According to Atel Ajha, chief operating officer (COO) of Spectranet, who spoke on behalf the operators at a forum organised by the NCC on the ‘Best Option for Licensing the Remaining Slots in the 2.3Ghz Band’, argued that instead of selling the remaining slots to fresh operators, they should be given the opprotunity to buy it.
He said that the standard practice all over the world is that operators in the band range get 30 MHz, suggesting that guardband of between 2.3Ghz and 2.4Ghz should also be provided to take care of interference and spurious emission.

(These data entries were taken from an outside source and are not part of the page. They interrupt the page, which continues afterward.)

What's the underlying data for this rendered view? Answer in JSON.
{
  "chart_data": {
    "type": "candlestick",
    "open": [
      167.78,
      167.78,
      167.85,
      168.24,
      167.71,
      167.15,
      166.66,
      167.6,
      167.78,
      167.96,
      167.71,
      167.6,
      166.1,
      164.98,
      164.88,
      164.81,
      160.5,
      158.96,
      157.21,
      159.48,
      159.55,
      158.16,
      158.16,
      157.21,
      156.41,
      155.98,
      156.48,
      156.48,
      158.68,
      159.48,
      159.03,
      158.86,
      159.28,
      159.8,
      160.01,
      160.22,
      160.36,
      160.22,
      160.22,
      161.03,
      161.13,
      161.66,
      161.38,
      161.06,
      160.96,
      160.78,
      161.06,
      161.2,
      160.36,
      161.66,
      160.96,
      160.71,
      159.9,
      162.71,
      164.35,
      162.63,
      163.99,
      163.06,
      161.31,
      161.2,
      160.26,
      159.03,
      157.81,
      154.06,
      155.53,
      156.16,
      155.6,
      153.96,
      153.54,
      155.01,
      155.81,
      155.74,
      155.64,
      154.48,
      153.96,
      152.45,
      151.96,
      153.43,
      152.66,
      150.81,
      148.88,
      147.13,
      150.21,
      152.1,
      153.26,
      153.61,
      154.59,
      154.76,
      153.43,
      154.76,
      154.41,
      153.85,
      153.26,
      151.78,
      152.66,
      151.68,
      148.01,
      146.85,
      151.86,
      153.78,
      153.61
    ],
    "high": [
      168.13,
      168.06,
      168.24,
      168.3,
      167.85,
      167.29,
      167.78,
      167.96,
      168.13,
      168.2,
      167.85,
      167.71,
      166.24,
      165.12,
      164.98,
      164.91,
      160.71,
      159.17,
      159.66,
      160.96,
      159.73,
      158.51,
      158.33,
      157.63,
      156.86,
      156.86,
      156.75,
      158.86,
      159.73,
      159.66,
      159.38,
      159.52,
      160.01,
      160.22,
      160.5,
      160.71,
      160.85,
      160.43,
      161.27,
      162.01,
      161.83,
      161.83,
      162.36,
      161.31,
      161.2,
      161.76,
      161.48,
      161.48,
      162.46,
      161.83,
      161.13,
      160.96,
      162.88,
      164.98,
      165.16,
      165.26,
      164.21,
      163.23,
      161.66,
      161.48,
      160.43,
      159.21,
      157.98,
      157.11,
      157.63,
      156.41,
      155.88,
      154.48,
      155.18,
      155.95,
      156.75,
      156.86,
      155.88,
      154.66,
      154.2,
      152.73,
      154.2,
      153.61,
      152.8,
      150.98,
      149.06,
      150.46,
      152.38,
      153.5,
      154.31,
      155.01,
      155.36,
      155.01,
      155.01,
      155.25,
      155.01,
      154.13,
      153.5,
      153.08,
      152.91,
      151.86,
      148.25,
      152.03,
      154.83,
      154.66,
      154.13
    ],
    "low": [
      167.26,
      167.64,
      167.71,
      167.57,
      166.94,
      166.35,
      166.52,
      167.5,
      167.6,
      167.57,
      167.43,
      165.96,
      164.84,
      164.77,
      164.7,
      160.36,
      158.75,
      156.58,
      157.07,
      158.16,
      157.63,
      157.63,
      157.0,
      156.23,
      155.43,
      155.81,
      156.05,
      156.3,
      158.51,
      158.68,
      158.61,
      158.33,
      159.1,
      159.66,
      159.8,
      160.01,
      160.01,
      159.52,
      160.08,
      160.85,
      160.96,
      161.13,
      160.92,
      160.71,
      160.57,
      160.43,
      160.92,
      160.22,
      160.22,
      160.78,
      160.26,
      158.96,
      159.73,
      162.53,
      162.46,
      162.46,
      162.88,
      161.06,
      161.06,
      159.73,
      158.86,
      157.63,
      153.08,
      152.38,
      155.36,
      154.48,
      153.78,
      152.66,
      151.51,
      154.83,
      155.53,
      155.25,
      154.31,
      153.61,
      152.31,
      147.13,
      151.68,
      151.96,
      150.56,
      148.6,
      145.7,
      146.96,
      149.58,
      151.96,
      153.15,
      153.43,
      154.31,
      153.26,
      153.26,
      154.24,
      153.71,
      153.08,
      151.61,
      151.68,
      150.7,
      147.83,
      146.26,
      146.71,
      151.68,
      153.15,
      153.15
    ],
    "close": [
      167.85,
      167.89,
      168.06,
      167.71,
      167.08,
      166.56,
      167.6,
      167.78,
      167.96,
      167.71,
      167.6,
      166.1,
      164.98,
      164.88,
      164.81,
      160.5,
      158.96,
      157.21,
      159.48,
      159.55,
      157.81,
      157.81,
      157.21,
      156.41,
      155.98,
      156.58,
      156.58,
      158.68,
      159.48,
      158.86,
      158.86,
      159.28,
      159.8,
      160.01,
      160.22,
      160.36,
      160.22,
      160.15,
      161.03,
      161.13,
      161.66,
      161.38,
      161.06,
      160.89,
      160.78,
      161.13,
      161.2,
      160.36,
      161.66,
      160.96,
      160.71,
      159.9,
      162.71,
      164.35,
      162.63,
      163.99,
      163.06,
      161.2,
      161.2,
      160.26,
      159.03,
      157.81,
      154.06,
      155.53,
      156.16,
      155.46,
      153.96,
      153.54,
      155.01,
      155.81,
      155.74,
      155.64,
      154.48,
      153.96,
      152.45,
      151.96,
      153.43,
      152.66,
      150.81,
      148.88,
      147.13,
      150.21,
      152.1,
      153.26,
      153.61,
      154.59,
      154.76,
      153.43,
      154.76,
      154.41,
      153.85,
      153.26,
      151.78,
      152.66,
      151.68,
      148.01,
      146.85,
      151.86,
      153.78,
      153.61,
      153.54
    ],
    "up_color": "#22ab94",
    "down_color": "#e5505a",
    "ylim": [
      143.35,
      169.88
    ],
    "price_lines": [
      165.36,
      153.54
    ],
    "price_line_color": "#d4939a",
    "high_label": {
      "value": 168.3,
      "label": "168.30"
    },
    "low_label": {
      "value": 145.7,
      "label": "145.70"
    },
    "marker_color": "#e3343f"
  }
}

He added that their request is based on the need to extend service delivery to other states of the federation with superior technology and new customers’ experience.
implying that planning must provide for future technology requirement,” he warned that the proposal of the NCC to open bid for the 30 MHz would unleash an era of “unfair competition” on the industry.
Ajha lamented that there are no significant wireless operators in the country when in fact, globally, they are the ones that provide the primary network operations.

He said ,international bandwidth rate in the country is one of the highest in the world, adding that when the country is compared globally, its national long distance and metro network is too exorbitant so is the rental cost too.
He fears that if another operator is licensed and that operator has infrastructure like international carrier licence as well as metro and national long distance fibre ownership it may lead to cross-subsidy on ISPs, creating an “unfair competition” in the industry.

The Executive Vice Chairman and chief CEO of the NCC, Eugene Juwah, said convening the forum in line with the NCC’s participatory regulatory approach. “The objective of this forum, in line with the Commission’s policy of participatory regulation amongst other things is to provide an avenue for stakeholders and users of the 2.3 GHz band to discuss, technically criticise, exchange ideas and proffer options that will help the Commission in arriving at a decision on the further licensing of the remaining 40 MHz bandwidth in the band for the benefit of all Nigerians.

He added that the forum is remarkable as due to the presence of highly respected presenters with decades of practical experience at their disposal to deliberate on options and challenges as it relates to further licensing of the band.